The social costs were staggering and continue to be as "entire rural communities collapsed and rural towns became ghost towns." Consider the consequences:
-- by 2004, the four largest beef packers controlled 84% of steer and heifer slaughter - Tyson, Cargill, Swift and National Beef Packing;
-- four giants controlled 64% of hog production - Smithfield Foods, Tyson, Swift and Hormel;
-- three companies controlled 71% of soybean crushing - Cargill, ADM and Bunge;
-- three giants controlled 63% of all flour milling, and five companies controlled 90% of global grain trade;
-- four other companies controlled 89% of the breakfast cereal market - Kellogg, General Mills, Kraft Foods and Quaker Oats;
-- in 1998, Cargill acquired Continental Grain to control 40% of national grain elevator capacity;
-- four large agro-chemical/seed giants controlled over 75% of the nation's seed corn sales and 60% of it for soybeans while also having the largest share of the agricultural chemical market - Monsanto, Novartis, Dow Chemical and DuPont; six companies controlled three-fourths of the global pesticides market;
-- Monsanto and DuPont controlled 60% of the US corn and soybean seed market - all of it patented GMO seeds; and
-- 10 large food retailers controlled $649 billion in global sales in 2002, and the top 30 food retailers account for one-third of global grocery sales.
At the dawn of a new century, family farming was decimated by corporate agribusiness' vertically integrated powers that surpassed their earlier 1920s heyday dominance. The industry was now the second most profitable national one after pharmaceuticals with domestic annual sales exceeding $400 billion. The next aim was merging Big Pharma with Big food producing giants, and the Pentagon's National Defense University took note in a 2003-issued paper - "Agribusiness (now) is to the United States what oil is to the Middle East." It's now considered a "strategic weapon in the arsenal of the world's only superpower," but at a huge cost to consumers everywhere.

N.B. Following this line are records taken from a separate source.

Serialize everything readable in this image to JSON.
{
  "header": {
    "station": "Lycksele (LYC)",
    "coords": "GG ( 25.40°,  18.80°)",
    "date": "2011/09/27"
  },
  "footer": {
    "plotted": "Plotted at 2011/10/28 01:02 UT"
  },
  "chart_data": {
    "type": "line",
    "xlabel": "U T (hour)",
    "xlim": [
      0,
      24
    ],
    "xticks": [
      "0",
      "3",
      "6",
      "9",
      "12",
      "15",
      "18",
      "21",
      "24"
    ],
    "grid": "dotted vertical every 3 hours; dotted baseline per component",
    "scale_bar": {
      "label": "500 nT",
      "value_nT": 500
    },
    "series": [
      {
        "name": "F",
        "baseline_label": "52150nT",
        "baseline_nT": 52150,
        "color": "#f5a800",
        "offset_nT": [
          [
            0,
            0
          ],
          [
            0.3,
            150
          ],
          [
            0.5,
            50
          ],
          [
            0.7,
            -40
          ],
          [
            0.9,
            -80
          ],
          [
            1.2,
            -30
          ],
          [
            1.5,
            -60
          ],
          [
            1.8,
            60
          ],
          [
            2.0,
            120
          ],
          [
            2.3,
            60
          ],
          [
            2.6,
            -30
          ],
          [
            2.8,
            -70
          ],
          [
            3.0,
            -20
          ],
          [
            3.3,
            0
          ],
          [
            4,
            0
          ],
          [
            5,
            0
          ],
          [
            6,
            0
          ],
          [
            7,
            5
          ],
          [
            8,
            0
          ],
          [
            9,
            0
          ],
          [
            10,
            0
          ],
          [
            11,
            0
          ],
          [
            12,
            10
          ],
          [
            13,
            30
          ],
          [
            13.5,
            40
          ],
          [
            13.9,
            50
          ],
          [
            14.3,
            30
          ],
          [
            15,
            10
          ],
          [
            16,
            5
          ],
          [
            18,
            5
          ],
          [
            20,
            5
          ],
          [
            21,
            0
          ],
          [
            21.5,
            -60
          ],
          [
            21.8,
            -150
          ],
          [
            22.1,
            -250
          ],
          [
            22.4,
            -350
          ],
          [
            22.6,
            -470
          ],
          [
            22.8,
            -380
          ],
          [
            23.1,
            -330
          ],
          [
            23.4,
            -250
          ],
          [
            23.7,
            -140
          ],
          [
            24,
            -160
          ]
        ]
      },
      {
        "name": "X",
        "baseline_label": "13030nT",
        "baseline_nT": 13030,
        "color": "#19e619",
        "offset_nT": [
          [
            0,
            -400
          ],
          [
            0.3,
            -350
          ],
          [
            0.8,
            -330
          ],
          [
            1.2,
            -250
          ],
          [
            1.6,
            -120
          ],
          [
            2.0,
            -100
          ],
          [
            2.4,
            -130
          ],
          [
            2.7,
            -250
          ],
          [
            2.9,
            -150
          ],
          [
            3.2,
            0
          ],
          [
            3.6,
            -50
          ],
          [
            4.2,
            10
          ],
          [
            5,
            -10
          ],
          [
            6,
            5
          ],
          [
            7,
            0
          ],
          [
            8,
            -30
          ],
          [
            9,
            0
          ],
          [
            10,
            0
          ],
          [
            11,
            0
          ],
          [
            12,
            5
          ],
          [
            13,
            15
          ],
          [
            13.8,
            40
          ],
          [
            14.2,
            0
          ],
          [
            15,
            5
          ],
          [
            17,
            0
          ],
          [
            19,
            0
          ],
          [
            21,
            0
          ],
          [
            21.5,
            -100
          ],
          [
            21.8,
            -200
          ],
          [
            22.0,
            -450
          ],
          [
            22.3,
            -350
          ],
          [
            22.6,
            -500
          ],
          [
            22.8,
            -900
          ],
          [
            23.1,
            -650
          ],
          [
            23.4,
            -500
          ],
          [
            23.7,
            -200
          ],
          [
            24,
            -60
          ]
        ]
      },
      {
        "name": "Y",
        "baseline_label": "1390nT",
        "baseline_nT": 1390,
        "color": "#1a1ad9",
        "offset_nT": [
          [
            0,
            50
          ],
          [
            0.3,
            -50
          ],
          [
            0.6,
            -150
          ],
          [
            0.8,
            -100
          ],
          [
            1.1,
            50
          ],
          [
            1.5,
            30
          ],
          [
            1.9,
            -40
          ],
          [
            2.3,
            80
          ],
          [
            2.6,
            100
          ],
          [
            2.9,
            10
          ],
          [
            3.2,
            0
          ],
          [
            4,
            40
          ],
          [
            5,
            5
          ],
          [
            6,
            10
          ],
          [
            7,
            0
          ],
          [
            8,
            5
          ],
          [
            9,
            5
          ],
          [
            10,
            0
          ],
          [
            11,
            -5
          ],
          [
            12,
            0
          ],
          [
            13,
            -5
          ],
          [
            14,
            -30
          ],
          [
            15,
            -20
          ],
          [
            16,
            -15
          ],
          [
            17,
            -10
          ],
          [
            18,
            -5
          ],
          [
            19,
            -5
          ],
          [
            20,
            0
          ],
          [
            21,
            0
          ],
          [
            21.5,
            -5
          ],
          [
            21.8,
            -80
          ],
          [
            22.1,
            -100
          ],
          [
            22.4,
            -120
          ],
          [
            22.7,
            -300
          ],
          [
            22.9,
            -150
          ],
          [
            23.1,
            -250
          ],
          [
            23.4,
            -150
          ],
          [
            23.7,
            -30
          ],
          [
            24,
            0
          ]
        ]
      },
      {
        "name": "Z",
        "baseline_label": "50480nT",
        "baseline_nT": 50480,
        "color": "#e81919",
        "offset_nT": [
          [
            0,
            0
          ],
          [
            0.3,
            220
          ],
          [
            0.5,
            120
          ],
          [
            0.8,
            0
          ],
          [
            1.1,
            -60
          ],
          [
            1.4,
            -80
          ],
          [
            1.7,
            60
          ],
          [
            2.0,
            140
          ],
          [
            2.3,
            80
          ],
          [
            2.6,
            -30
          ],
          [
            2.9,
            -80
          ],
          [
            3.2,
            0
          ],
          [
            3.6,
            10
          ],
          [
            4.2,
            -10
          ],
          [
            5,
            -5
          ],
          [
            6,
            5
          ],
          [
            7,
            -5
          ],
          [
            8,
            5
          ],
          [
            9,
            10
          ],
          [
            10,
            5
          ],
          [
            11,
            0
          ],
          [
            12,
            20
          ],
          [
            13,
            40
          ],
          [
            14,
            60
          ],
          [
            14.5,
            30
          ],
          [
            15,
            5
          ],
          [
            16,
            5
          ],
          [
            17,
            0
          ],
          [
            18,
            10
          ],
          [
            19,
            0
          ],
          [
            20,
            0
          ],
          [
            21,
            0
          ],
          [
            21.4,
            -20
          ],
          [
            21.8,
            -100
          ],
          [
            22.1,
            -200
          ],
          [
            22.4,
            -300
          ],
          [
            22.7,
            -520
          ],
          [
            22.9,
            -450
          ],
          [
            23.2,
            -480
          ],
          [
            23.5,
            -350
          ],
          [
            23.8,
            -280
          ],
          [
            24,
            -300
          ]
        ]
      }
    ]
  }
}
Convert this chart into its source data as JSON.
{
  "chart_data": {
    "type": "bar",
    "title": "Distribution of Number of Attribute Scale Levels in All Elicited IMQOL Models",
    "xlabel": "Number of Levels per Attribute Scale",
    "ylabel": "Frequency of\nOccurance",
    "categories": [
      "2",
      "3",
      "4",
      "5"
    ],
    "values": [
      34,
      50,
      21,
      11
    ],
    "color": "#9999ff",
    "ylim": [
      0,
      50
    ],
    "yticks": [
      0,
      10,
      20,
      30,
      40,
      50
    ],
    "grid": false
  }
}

Engdahl reviewed the "revolution" in animal factory production that EarthSave International founder and Baskin-Robbins heir, John Robbins, covered honestly, thoroughly and compassionately in two explosive books on the subject - "Diet for A New America" in 1987 and "The Food Revolution" in 2001. They were both stinging indictments of corporate-produced foods - horrifying animal cruelty, unsafe foods, unsanitary conditions, rampant use of anti-biotics humans then ingest, massive environmental pollution, and new unknown dangers from genetic engineering - all allowed by supposed government watchdog regulatory agencies that ignore public health concerns.
Agribusiness was on a roll, government supports it with tens of billions in annual subsidies, and the 1996 Farm Bill suspended the Secretary of Agriculture's power to balance supply and demand so henceforth unrestricted production is allowed. Food producing giants took full advantage to control market forces. They crushed family farmers by over-producing and forcing down prices. They also pressured land values as small operators failed. It created opportunities for land acquisition on the cheap for greater concentration and dominance.
Next came integrating the Gene Revolution into agribusiness the way Harvard's Ray Goldberg saw it coming. Entire new sectors were to be created from genetic engineering. It would include GMO drugs from GMO plants in a new "argi-ceutical system." Goldberg predicted a "genetic revolution (through) an industrial convergence of food, health, medicine, fiber and energy businesses" - in a totally unregulated marketplace. Unmentioned was a threatening consumer nightmare hidden from view.